Treatment, Not Felonies
Advocates Demand Better Services for Those with Addictions and Mental Disorders
In response to the rash of heroin overdoses last week, and hoping to generate public awareness for their cause, a group of advocates gathered outside the Santa Barbara Courthouse yesterday to talk about the troubles faced by area residents who suffer both mental health issues and drug addictions.
Sponsored by Families ACT!, a grassroots organization formed in 2007 to address what it feels are policies that lead to the unnecessary and oftentimes cyclical incarceration of people with co-occurring disorders, the event kicked off a series of forums, teach-ins, and press conferences scheduled for the coming months. The efforts will culminate, organizers said, in the November election when Measure S (the local jail tax measure) and Proposition 19 (the Regulate, Control and Tax Cannabis Act of 2010) hit the ballot.
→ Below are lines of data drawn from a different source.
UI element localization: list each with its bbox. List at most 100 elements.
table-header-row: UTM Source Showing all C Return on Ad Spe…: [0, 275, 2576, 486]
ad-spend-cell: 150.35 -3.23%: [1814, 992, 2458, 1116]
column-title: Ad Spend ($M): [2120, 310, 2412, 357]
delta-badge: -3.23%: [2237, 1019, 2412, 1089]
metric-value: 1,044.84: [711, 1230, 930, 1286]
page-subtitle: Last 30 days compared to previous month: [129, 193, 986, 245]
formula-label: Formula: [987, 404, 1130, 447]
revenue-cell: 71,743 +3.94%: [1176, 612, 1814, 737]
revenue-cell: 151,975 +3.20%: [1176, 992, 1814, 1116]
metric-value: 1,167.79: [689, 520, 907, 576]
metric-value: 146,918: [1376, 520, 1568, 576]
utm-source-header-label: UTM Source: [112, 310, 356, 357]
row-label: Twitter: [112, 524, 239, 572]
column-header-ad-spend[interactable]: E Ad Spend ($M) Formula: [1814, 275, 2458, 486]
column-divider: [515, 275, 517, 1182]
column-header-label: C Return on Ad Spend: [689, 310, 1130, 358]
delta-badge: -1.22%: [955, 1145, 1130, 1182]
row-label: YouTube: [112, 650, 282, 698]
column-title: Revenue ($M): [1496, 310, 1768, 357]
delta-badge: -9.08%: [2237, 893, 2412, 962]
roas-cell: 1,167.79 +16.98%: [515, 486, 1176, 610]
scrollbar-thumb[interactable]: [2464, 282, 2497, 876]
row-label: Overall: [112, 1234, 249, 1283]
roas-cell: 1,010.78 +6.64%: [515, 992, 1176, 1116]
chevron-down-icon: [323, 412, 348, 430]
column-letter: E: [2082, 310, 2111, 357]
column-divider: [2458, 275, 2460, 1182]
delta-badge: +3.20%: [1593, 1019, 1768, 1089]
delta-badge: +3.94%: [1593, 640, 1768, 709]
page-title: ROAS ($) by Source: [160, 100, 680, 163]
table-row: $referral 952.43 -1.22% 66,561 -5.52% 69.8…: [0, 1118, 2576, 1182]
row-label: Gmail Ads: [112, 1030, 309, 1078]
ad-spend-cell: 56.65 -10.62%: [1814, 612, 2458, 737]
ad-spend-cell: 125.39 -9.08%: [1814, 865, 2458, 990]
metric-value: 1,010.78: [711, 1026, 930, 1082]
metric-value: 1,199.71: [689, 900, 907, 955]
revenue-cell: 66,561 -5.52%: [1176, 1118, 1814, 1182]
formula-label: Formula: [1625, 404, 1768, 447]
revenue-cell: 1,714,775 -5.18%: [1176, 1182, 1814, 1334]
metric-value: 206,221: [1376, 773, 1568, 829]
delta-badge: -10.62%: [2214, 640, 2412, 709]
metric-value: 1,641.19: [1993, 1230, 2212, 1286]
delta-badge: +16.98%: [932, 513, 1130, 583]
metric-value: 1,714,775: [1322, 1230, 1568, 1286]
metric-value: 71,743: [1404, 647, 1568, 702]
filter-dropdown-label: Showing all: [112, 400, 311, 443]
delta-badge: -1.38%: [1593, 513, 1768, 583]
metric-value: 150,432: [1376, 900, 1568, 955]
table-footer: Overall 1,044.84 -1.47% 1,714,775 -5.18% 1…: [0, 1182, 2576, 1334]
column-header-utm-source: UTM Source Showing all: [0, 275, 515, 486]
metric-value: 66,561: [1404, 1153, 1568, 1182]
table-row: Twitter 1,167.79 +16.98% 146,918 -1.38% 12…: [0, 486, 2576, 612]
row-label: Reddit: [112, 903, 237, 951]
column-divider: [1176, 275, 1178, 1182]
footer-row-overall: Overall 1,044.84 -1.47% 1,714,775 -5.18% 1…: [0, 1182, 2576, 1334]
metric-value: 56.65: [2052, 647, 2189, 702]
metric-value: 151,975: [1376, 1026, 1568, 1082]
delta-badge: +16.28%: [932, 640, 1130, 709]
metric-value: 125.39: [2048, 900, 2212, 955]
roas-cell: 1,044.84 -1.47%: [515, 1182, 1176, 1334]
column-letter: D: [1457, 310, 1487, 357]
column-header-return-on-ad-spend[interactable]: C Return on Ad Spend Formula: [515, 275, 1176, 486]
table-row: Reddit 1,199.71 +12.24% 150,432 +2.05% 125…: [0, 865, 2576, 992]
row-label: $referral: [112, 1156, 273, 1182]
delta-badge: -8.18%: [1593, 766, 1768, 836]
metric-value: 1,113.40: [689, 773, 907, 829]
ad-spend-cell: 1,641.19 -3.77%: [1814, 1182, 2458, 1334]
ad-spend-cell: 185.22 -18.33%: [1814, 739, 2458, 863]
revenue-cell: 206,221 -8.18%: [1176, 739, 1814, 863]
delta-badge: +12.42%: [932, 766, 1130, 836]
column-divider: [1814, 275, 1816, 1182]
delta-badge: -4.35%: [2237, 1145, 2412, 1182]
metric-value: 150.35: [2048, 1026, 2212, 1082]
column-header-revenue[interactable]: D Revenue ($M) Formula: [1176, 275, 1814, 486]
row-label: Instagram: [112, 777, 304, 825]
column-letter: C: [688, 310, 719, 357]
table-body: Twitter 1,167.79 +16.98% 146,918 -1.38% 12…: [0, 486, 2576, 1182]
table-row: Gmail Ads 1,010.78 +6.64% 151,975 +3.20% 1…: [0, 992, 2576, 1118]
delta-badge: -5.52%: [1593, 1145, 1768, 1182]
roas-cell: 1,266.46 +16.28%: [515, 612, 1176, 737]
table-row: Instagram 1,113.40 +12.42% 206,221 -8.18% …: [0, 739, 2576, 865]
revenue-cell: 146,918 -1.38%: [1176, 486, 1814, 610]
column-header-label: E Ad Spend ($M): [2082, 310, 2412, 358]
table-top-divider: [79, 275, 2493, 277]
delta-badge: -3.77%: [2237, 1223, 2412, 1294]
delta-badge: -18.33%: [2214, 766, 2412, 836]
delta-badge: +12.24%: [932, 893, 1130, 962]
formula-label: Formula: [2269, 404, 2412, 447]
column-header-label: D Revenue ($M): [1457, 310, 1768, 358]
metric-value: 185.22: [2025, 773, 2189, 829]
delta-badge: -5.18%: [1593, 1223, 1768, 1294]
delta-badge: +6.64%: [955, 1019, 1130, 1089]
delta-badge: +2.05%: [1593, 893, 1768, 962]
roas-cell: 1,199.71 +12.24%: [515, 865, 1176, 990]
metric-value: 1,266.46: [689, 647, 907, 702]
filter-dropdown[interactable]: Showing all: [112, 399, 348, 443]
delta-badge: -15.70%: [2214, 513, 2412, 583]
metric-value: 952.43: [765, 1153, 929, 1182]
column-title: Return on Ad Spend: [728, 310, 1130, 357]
Families ACT! founder and director Suzanne Riordan said the system of locking up Santa Barbara residents for drug offenses “has got to change,” explaining that stays in residential treatment facilities, compared to jail or prison stints, are much more effective in changing lives for the better. She also said the criminal justice system makes it so that residents who are struggling with addiction and mental disorders are reticent to seek help in the right ways. “We want to bring this whole issue of drug use and drug overdose out from the shadows, out from under the veil of stigma, shame, guilt, and grief,” she said.